他這人一向缺乏耐性,腦子又不怎么靈光,所以以往每次遇到事就只會沖動著急,胡碩之懶得理他的時候,就會忽悠他。
這在軍營里并不是什么秘密,兩個隨侍小兵低頭忍笑。
馬忠氣的,轉身就走,準備回去找胡碩之算賬。
“咦?副將大人您快看!”其中一個侍兵像是發現了什么,指著他的背后瞪大眼。
馬忠猛地回頭。
就見遼闊的天地盡頭,幾匹快馬正向著這個方向快速奔來。
慕霆淵和幾個親衛買了馬先行一步,剩下的精兵由霍巖青領著跟在后頭。
馬忠看到他,激動的活像看見了幾年未見的親爹,屁顛顛的迎上去。
“將軍!”
慕霆淵翻身下馬,腳步不停一路往大營進,輕風帶起他身后披風,獵獵作響,出口嗓音冷冽:“戰況!”
“是!稟報將軍,東渠于六日前......”
馬忠當即肅了神色,簡短的將目前情況一一告知。
這次東渠來勢洶洶,由名將賈敖為帥,總領十二萬大軍。
賈敖是東渠定遠國公爺的長子,同先前被慕霆淵生擒的賈梟是親兄弟,國仇家恨之下,甫一照面,就攻勢兇猛,一副誓要拿下薊州的架勢。

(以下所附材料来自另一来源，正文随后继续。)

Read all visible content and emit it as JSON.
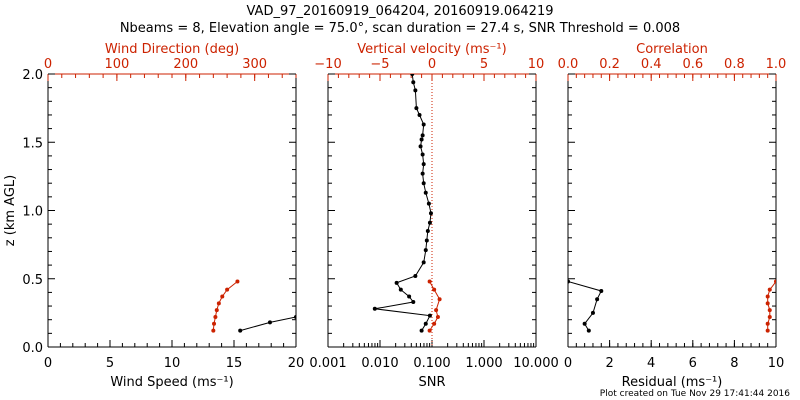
{
  "header": {
    "title": "VAD_97_20160919_064204, 20160919.064219",
    "subtitle": "Nbeams = 8, Elevation angle = 75.0°, scan duration = 27.4 s, SNR Threshold = 0.008"
  },
  "footer": {
    "note": "Plot created on Tue Nov 29 17:41:44 2016"
  },
  "colors": {
    "primary": "#000000",
    "secondary": "#cc2200"
  },
  "chart_data": [
    {
      "type": "line",
      "panel": "wind",
      "ylabel": "z (km AGL)",
      "ylim": [
        0,
        2
      ],
      "yticks": [
        "0.0",
        "0.5",
        "1.0",
        "1.5",
        "2.0"
      ],
      "xlabel": "Wind Speed (ms⁻¹)",
      "xlim": [
        0,
        20
      ],
      "xticks": [
        "0",
        "5",
        "10",
        "15",
        "20"
      ],
      "top_label": "Wind Direction (deg)",
      "top_lim": [
        0,
        360
      ],
      "top_ticks": [
        "0",
        "100",
        "200",
        "300"
      ],
      "series": [
        {
          "axis": "bottom",
          "color": "#000000",
          "x": [
            15.5,
            17.9,
            20.0
          ],
          "y": [
            0.12,
            0.18,
            0.22
          ]
        },
        {
          "axis": "top",
          "color": "#cc2200",
          "x": [
            240,
            241,
            243,
            245,
            248,
            253,
            260,
            275
          ],
          "y": [
            0.12,
            0.17,
            0.22,
            0.27,
            0.32,
            0.37,
            0.42,
            0.48
          ]
        }
      ]
    },
    {
      "type": "line",
      "panel": "snr",
      "xlabel": "SNR",
      "xscale": "log",
      "xlim": [
        0.001,
        10
      ],
      "xticks": [
        "0.001",
        "0.010",
        "0.100",
        "1.000",
        "10.000"
      ],
      "top_label": "Vertical velocity (ms⁻¹)",
      "top_lim": [
        -10,
        10
      ],
      "top_ticks": [
        "−10",
        "−5",
        "0",
        "5",
        "10"
      ],
      "ylim": [
        0,
        2
      ],
      "vline_top_value": 0,
      "series": [
        {
          "axis": "top",
          "color": "#000000",
          "x": [
            -1.0,
            -0.6,
            -0.2,
            -5.5,
            -1.8,
            -2.2,
            -3.0,
            -3.4,
            -1.6,
            -0.8,
            -0.6,
            -0.5,
            -0.4,
            -0.2,
            -0.1,
            -0.3,
            -0.6,
            -0.8,
            -0.9,
            -0.8,
            -0.9,
            -1.1,
            -1.0,
            -0.9,
            -0.8,
            -1.2,
            -1.5,
            -1.6,
            -1.8,
            -1.9
          ],
          "y": [
            0.12,
            0.17,
            0.23,
            0.28,
            0.33,
            0.37,
            0.42,
            0.47,
            0.52,
            0.62,
            0.71,
            0.78,
            0.85,
            0.91,
            0.98,
            1.05,
            1.13,
            1.2,
            1.27,
            1.34,
            1.41,
            1.47,
            1.52,
            1.55,
            1.63,
            1.7,
            1.75,
            1.88,
            1.94,
            2.0
          ]
        },
        {
          "axis": "bottom",
          "color": "#cc2200",
          "x": [
            0.09,
            0.11,
            0.13,
            0.12,
            0.14,
            0.11,
            0.09
          ],
          "y": [
            0.12,
            0.17,
            0.22,
            0.27,
            0.35,
            0.42,
            0.48
          ]
        }
      ]
    },
    {
      "type": "line",
      "panel": "residual",
      "xlabel": "Residual (ms⁻¹)",
      "xlim": [
        0,
        10
      ],
      "xticks": [
        "0",
        "2",
        "4",
        "6",
        "8",
        "10"
      ],
      "top_label": "Correlation",
      "top_lim": [
        0,
        1
      ],
      "top_ticks": [
        "0.0",
        "0.2",
        "0.4",
        "0.6",
        "0.8",
        "1.0"
      ],
      "ylim": [
        0,
        2
      ],
      "series": [
        {
          "axis": "bottom",
          "color": "#000000",
          "x": [
            1.0,
            0.8,
            1.2,
            1.4,
            1.6,
            0.0
          ],
          "y": [
            0.12,
            0.17,
            0.25,
            0.35,
            0.41,
            0.48
          ]
        },
        {
          "axis": "top",
          "color": "#cc2200",
          "x": [
            0.96,
            0.96,
            0.97,
            0.97,
            0.96,
            0.96,
            0.97,
            1.0
          ],
          "y": [
            0.12,
            0.17,
            0.22,
            0.27,
            0.32,
            0.37,
            0.42,
            0.48
          ]
        }
      ]
    }
  ]
}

明明之前東渠還只是領著幾隊小股士兵在邊關外騷擾挑釁,沒想到六日前瞭望臺發出示警,在距離邊關城門一百里之外,發現黑壓壓逼近的東渠大軍。
不過兩日,大軍逼近城下,緊接著沒多久,又收到太守急信,說晉州校尉黃旸叛亂,叛軍已一路勢若破竹直搗薊州,城門被攻破,他正帶領府兵竭力抵抗。
薊州一時間,盡遭受兩面圍攻。
軍營上下嘩然。
危急之下,胡碩之命王鴻率八千人馬前往支援,特意囑咐,若能將叛軍制服是最好,如若不能,便先將百姓們疏散出來才是最要緊的。

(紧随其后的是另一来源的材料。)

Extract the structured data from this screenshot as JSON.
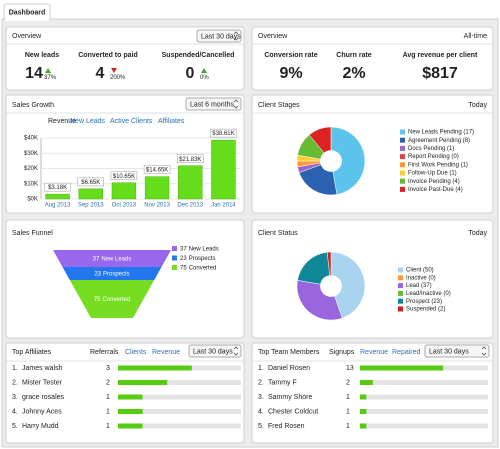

王鴻照做,卻沒想到那幫叛軍狡詐的很,最后竟哪也不去,只牢牢占據城門,把控了整個城池的進出口要塞。
對方兩萬多的兵馬,他只能發信給胡碩之要求調兵。
適逢邊關亦戰況激烈,這時若再調兵將會十分艱難,胡碩之兩廂權衡,果斷吩咐他退兵返回。
王鴻雖然擔憂,卻也知曉輕重。
是以,如今的薊州被分割成了兩半,一半叛軍占據了城門以北的方圓六十里地,另一半是以三千軍營士兵和官衙五千府兵組建成的隊伍,護衛著無辜的百姓們住在臨時搭建的安全營寨。
巍峨的戍堡,靠近邊關的這一面是一座堅固而延伸廣袤的城墻,正中間的大門上,書寫著蒼勁有力的三個大字——‘丹峽關’。

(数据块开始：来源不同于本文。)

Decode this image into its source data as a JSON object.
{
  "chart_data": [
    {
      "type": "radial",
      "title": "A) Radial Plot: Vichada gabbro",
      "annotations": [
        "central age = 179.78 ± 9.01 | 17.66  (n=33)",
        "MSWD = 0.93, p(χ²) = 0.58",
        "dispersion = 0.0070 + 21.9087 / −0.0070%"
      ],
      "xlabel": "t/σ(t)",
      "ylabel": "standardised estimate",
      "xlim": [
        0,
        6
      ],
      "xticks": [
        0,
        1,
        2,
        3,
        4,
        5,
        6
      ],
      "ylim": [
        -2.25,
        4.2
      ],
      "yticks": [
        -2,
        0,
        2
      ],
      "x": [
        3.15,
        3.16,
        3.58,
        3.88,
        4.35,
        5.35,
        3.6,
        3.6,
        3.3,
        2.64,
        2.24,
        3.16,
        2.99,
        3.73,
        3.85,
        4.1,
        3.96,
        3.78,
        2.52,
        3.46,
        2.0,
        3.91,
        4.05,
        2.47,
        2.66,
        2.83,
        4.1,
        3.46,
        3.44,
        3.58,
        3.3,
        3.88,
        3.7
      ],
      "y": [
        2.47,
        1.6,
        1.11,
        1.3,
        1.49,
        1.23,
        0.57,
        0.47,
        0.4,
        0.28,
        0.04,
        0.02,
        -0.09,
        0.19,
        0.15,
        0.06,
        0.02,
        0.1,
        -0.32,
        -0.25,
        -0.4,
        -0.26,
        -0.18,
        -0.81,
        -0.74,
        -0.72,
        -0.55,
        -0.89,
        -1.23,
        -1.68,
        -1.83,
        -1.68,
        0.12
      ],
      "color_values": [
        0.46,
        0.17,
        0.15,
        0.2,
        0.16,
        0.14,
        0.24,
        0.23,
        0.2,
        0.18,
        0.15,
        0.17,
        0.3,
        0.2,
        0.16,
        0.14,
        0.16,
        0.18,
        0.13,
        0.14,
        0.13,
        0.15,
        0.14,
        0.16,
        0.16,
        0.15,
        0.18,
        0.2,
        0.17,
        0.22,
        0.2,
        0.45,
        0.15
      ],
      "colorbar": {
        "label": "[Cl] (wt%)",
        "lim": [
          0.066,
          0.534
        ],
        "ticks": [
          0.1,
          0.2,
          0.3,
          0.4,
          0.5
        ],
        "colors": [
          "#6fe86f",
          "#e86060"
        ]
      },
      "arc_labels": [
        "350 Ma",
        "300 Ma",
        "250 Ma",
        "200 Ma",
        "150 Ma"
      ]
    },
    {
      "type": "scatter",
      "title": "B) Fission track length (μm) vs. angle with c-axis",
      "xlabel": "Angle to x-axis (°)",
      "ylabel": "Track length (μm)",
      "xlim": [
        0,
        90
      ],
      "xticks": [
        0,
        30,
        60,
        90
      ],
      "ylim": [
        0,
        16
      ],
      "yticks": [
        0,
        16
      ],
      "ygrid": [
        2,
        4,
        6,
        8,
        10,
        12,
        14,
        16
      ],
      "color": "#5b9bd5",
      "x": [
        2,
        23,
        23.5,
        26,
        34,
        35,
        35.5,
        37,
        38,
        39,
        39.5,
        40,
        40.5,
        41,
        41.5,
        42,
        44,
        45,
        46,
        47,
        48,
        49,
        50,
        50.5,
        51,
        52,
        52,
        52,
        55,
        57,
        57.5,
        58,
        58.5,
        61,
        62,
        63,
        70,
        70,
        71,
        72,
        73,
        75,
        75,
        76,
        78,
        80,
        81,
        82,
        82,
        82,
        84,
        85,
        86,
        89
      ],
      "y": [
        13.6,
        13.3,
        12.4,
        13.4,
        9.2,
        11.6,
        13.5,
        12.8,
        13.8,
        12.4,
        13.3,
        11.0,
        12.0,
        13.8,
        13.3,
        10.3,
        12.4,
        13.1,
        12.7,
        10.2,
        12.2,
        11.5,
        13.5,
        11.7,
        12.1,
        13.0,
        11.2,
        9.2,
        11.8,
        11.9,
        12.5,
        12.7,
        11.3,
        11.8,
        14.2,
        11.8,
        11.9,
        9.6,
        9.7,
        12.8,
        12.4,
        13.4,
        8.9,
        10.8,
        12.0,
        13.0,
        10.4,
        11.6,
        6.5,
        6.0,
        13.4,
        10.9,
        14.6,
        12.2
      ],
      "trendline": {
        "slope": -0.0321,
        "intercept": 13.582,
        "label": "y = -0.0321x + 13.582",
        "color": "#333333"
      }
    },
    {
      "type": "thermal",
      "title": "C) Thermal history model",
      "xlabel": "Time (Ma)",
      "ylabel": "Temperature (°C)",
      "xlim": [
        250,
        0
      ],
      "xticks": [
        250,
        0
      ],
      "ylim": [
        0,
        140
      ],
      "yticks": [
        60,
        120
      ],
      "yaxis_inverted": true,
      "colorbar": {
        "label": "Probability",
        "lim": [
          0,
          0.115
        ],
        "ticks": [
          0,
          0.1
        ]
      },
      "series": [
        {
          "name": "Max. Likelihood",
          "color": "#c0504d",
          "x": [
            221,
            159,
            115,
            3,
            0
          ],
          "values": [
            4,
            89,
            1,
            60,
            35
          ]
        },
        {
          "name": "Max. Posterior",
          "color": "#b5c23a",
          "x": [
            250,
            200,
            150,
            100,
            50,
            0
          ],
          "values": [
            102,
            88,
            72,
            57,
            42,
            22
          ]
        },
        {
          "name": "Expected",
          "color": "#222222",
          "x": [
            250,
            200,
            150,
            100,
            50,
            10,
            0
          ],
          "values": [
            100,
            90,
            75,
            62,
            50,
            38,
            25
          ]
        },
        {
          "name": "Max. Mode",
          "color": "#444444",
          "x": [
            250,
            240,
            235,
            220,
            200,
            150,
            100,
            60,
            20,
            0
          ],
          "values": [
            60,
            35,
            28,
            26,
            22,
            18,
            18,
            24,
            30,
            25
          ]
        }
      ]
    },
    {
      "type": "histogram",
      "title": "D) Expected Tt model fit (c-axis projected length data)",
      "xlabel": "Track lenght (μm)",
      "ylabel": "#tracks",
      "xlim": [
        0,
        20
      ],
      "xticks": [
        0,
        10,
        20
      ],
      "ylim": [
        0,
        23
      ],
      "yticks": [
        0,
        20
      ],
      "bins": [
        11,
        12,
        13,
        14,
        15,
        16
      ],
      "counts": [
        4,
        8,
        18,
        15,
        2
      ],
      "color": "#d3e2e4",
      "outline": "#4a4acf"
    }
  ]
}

慕霆淵站在雄壯高大的城墻上,腳下踩著歷經千百年滄桑風雪的關口大門。
遠方四十里開外,兩方兵馬此時已偃兵息鼓,都在各自休息。
“對面那群牲口估計是想趁您不在早日攻下薊州,連著打了三天三夜,這不,實在撐不住了,剛停不久。”
馬忠冷哼,繼續道:“以為我們都是面團捏的呢,就算您不在,也不是他們能任意搓圓捏扁的!”